Editor’s Choice Award
BY SHELBEY WINNINGHAM
lim⋅i⋅nal
/’limənl/
Adjective technical
adjective: liminal
1. relating to a transitional or initial stage of a process.
2. occupying a position at, or on both sides of, a boundary or threshold.
The waitress at the Waffle House definitely thought we were lovers. She greeted us with a seductive grin, like she was in on our little secret, and she didn’t ask if we wanted to split the bill—she just brought us one ticket: one blueberry waffle, two orders of hash browns, a side of bacon. I noticed the two middle-aged men in the booth adjacent to ours staring at us over the brims of their coffee mugs; did they think we were lovers too? And what’s more, were they repulsed at the thought, or were they a little turned on by it? That wasn’t something I wanted to think about. Besides, I was too drunk, and it was too late for me to really think clearly. When my lover who was not my lover at all asked me if I was ready to go, I struggled to remember where we were.
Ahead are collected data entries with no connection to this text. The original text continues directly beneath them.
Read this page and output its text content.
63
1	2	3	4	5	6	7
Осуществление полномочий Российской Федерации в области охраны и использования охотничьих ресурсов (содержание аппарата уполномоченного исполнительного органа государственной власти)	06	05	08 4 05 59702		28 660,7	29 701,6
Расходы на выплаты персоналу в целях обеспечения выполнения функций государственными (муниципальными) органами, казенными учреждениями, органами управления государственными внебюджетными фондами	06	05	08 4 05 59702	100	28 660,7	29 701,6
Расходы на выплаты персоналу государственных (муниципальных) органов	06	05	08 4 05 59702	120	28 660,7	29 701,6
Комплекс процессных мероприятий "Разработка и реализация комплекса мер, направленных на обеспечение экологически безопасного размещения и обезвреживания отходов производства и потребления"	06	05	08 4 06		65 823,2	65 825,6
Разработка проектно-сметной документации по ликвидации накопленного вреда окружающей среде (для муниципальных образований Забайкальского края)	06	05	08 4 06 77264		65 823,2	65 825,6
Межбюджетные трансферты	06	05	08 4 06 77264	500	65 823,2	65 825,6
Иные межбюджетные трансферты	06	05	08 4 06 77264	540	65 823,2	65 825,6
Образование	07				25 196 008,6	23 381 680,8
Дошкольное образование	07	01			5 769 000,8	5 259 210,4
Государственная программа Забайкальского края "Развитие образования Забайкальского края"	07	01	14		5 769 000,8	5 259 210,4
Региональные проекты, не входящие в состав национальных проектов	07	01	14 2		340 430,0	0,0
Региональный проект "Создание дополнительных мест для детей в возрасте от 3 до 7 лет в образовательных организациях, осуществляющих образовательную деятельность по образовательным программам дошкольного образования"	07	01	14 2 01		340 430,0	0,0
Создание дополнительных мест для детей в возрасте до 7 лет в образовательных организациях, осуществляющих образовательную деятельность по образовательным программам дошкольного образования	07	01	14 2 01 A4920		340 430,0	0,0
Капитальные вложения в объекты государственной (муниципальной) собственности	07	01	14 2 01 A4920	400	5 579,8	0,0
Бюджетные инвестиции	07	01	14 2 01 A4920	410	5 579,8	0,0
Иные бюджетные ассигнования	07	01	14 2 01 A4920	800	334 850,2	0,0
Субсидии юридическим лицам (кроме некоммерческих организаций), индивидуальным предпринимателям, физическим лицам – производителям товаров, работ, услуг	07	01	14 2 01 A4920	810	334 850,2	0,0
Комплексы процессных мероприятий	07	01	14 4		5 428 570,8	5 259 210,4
I could have been in any Waffle House in the world; they were all the same place after all. I imagined entering the Waffle House in Conway, Arkansas and exiting the Waffle House in Aurora, Colorado, just 463 miles from the Great Salt Lake Desert. When I awoke the next morning, sleep gluing my eyelashes together, her body so close to mine in the room we shared, the scent of vodka still filling up my nose, I mourned for all the girls who had ever loved her. Sometimes now, when I look in the mirror, I do not even recognize myself; I have changed so much I doubt you would recognize me either.